I am proud to be a cosponsor of the PROSPER Act, and truly believe the measures within this bill are essential to improve access, completion, and accountability across the higher education system. Most importantly, it will provide students with the opportunity to complete an education that will put them one step closer to achieving the American Dream.
I will echo what Chairwoman Foxx has said in the past to members of this committee as we crafted the PROSPER Act: we are in the business of reforming higher education, not just reauthorizing the Higher Education Act.
A simple reauthorization of the 1965 law will not address the needs of our current workforce that is over 6 million skilled workers short, nor will it reverse the $1.4 trillion of outstanding student loan debt that is placing a drag on the economy.
These facts have stayed with me as the full committee and my subcommittee held twenty-six hearings in the 113th, 114th, and 115th Congresses on issues within higher education. Four of those hearings were held during this Congress alone.
Each of those hearings touched on how the current higher education system is in need of reforms to meet the needs of students, families, future workers, and the employers of tomorrow.
I’m also happy to say that many of the issues discussed in those hearings are addressed in the PROSPER Act.

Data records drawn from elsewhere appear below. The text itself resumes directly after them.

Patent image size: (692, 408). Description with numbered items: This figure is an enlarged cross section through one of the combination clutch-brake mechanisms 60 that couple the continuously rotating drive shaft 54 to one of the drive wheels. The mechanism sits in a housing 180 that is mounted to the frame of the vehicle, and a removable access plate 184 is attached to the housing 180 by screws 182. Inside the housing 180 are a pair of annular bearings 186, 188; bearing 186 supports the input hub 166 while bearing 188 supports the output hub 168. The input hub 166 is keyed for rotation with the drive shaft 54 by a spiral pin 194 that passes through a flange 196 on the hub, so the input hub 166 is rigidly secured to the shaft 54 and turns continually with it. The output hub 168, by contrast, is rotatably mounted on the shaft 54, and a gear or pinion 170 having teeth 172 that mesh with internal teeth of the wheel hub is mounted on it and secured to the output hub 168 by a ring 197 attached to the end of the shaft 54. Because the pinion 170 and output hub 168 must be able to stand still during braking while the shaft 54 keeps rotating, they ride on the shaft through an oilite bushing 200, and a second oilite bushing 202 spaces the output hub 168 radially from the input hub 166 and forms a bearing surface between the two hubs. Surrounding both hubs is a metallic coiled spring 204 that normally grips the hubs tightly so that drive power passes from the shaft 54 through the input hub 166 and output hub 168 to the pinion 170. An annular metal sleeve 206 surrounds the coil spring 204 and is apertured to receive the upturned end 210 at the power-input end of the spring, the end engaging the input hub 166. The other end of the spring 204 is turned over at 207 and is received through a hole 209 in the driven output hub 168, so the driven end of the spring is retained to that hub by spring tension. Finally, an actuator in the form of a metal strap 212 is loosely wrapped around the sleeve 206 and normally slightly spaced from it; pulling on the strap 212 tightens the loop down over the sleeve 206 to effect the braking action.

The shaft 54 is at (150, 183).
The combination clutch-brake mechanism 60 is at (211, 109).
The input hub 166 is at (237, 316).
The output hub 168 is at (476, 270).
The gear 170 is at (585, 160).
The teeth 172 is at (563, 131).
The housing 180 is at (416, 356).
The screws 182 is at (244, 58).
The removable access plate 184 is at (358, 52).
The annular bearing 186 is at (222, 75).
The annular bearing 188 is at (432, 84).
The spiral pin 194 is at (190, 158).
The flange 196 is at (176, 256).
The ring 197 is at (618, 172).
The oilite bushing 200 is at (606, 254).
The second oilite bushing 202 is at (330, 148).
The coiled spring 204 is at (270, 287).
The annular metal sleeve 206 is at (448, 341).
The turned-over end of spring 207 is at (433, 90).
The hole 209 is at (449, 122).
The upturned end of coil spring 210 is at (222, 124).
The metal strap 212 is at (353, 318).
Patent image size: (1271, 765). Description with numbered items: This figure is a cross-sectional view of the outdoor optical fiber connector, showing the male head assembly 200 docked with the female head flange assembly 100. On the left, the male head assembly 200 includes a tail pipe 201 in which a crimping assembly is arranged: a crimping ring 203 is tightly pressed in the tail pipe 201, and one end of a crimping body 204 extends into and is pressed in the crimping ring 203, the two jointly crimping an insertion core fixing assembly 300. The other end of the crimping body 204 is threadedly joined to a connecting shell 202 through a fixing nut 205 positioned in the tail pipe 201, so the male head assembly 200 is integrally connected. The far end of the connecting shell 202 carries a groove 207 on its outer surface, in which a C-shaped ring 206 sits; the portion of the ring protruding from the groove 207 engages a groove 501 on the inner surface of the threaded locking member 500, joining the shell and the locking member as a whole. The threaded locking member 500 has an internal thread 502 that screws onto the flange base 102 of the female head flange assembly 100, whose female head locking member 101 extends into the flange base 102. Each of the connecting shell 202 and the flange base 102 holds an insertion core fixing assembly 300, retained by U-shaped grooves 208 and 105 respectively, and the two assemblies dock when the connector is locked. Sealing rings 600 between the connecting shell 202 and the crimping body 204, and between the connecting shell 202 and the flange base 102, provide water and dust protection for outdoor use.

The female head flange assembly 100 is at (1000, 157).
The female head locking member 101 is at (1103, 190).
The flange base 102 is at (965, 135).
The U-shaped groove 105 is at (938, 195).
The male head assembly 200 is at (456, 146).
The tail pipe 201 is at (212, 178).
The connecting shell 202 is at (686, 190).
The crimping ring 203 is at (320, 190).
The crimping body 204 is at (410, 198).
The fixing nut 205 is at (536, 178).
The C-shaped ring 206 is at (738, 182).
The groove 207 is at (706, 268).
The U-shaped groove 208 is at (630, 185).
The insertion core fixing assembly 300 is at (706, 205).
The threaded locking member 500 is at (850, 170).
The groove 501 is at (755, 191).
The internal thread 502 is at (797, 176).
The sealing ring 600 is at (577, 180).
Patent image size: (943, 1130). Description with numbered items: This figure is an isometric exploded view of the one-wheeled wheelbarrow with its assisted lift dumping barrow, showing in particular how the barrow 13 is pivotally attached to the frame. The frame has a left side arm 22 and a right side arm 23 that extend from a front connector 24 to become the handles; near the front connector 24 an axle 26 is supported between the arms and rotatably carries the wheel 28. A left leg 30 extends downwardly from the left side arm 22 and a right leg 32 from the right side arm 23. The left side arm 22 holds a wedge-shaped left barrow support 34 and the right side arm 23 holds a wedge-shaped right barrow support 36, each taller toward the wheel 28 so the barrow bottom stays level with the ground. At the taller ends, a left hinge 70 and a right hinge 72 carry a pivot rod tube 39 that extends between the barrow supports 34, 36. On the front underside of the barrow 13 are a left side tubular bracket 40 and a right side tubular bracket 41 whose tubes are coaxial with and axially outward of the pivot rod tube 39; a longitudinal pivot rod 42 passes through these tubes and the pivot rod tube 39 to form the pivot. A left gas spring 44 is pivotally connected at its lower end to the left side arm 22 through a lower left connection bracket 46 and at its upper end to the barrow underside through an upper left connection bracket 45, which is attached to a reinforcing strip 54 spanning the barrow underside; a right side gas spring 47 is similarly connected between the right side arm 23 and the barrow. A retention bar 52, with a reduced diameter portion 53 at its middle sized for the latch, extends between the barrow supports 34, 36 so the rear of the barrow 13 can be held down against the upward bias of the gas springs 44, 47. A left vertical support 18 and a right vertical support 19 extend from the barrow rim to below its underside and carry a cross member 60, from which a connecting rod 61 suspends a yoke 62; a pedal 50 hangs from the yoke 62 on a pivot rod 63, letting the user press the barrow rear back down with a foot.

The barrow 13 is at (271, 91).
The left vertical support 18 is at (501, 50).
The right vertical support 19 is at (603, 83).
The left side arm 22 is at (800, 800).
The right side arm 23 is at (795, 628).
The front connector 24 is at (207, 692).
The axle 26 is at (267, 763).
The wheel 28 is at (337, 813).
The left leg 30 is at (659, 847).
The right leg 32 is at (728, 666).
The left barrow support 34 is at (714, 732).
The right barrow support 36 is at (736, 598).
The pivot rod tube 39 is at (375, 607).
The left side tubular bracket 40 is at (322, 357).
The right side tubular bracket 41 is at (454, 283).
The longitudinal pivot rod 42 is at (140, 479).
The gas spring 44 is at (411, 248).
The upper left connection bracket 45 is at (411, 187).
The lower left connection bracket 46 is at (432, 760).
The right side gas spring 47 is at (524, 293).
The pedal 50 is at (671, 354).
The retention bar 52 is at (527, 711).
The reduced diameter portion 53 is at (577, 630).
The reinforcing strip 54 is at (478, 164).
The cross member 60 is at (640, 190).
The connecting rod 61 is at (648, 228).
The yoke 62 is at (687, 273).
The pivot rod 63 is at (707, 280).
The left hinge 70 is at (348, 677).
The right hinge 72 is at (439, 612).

While the conversations we have had in this committee have been essential to the PROSPER Act in its current form, there are conversations that we have conducted that are even more important: those with our constituents.
Many people have expressed their concerns about the lack of flexibility in grant and loan programs for potential students seeking advanced studies, and others have shared the difficulties associated with earning a traditional degree and finding a good-paying job.
Those who share these concerns are not alone. A September Wall Street Journal/NBC News poll found that 49% of Americans believe a four-year degree will actually lead to a good job and pay and only 47% of Americans aren’t sure college is worth it anymore.
These numbers emphasize that the status quo in higher education is not enough to serve students, families, or institutions, so it is time we change the status quo with meaningful reforms.
The stories I have heard from students and families in Kentucky have been a constant reminder for the need to stop simply talking about reforming higher education; it’s time to actually put forward a bill that achieves needed reforms.
As chairman of the Subcommittee on Higher Education and Workforce Development, it has been a privilege of mine to work with Chairwoman Foxx and members of this committee to introduce a bill with real reforms to address the needs of today’s students, as well as the needs of the institutions they attend.
Within the PROSPER Act, we are promoting completion, helping institutions evolve to meet the changing needs of students and the workforce, improving the complex and costly student financial aid system, and promoting accountability for institutions. Additionally, we are giving students a pipeline to the workforce, which is something never before addressed in higher education legislation.